2.6 Normalization and dimensionality reduction: ZINB-WaVE

In scRNA-seq analysis, dimensionality reduction is often used as a preliminary step prior to downstream analyses, such as clustering, cell lineage and pseudotime ordering, and the identification of DE genes. This allows the data to become more tractable, both from a statistical (cf. curse of dimensionality) and computational point of view. Additionally, technical noise can be reduced while preserving the often intrinsically low-dimensional signal of interest (Dijk et al. 2017; Pierson and Yau 2015; Risso et al. 2017).

Here, we perform dimensionality reduction using the zero-inflated negative binomial-based wanted variation extraction (ZINB-WaVE) method implemented in the Bioconductor R package zinbwave. The method fits a ZINB model that accounts for zero inflation (dropouts), over-dispersion, and the count nature of the data. The model can include a cell-level intercept, which serves as a global-scaling normalization factor. The user can also specify both gene-level and cell-level covariates. The inclusion of observed and unobserved cell-level covariates enables normalization for complex, non-linear effects (often referred to as batch effects), while gene-level covariates may be used to adjust for sequence composition effects (e.g., gene length and GC-content effects). A schematic view of the ZINB-WaVE model is provided in Figure @ref(fig:zinbschema). For greater detail about the ZINB-WaVE model and estimation procedure, please refer to the original manuscript (Risso et al. 2017).

ZINB-WaVE: Schematic view of the ZINB-WaVE model. This figure was reproduced with kind permission from Risso et al. (2017).

ZINB-WaVE: Schematic view of the ZINB-WaVE model. This figure was reproduced with kind permission from Risso et al. (2017).

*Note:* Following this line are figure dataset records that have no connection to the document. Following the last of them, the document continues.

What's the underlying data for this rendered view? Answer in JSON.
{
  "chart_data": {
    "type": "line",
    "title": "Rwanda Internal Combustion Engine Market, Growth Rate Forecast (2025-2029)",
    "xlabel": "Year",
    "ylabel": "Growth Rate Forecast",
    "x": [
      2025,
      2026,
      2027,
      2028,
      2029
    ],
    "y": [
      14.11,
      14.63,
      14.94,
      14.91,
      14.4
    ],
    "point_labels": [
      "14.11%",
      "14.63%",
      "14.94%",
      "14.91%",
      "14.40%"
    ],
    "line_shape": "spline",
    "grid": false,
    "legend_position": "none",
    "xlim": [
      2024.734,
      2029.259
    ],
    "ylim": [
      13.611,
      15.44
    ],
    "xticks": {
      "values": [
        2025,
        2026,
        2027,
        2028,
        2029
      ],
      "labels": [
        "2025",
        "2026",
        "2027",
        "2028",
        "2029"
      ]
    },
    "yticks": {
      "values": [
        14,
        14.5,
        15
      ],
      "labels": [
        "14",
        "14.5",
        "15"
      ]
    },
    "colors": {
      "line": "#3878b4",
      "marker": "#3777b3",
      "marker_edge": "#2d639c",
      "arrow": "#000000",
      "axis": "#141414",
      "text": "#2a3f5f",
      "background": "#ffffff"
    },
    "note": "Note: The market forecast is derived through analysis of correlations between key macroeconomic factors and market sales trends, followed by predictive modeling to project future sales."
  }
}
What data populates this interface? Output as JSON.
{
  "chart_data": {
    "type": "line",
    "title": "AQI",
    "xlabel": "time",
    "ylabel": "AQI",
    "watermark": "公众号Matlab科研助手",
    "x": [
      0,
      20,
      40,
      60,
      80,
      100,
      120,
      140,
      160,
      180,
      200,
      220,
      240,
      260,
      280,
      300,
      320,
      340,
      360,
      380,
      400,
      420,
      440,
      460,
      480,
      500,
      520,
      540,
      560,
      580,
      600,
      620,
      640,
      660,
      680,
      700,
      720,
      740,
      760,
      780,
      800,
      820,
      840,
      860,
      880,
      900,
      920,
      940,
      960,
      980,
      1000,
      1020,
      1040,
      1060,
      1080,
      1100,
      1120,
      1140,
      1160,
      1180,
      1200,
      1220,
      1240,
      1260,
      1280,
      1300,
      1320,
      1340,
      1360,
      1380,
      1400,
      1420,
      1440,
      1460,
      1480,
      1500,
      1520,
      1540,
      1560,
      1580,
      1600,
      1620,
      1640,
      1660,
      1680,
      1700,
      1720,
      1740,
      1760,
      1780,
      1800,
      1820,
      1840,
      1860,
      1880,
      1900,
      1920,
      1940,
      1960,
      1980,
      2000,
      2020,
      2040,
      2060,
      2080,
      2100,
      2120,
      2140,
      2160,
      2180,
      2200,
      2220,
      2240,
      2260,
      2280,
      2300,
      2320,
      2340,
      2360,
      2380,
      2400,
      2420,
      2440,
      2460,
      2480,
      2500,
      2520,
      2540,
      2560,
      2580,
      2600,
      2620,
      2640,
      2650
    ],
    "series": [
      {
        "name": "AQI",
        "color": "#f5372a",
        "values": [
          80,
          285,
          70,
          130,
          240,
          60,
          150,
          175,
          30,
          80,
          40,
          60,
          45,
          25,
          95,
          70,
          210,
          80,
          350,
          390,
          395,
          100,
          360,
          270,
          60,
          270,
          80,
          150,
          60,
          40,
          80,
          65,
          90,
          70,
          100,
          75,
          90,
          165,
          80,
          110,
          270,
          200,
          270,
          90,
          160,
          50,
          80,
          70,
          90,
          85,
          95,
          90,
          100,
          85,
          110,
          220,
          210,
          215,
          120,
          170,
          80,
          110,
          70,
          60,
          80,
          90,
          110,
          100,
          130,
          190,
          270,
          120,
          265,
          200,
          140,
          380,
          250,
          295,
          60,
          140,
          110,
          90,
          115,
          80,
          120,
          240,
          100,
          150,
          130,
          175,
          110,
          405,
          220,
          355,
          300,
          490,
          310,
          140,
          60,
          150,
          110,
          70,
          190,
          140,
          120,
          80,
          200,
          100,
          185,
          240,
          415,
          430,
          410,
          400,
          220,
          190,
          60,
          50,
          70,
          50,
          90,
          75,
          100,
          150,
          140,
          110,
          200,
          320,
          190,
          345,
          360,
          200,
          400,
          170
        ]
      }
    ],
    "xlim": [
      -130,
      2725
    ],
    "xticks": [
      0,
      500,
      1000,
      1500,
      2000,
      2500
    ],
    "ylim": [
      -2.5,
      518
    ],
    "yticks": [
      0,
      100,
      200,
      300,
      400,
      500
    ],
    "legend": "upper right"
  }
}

As with most dimensionality reduction methods, the user needs to specify the number of dimensions for the new low-dimensional space. Here, we use K = 50 dimensions and adjust for batch effects via the matrix X. Note that if the users include more genes in the analysis, it may be preferable to reduce K to achieve a similar computational time.

print(system.time(se <- zinbwave(core, K = 50, X = "~ Batch",  
                                 residuals = TRUE,
                                 normalizedValues = TRUE)))
save(se, file = 'se_after_zinbwave.rda')
load(sprintf('%sse_after_zinbwave.rda', data_dir))

2.6.1 Normalization

The function zinbwave returns a SummarizedExperiment object that includes normalized expression measures, defined as deviance residuals from the fit of the ZINB-WaVE model with user-specified gene- and cell-level covariates. Such residuals can be used for visualization purposes (e.g., in heatmaps, boxplots). Note that, in this case, the low-dimensional matrix W is not included in the computation of residuals to avoid the removal of the biological signal of interest.

norm <- assays(se)$normalizedValues
norm[1:3,1:3]
##        OEP01_N706_S501 OEP01_N701_S501 OEP01_N707_S507
## Cbr2          4.557371        4.375069       -4.142697
## Cyp2f2        4.321644        4.283266        4.090283
## Gstm1         4.796498        4.663366        4.416324

As expected, the normalized values no longer exhibit batch effects (Figure @ref(fig:boxplotNorm)).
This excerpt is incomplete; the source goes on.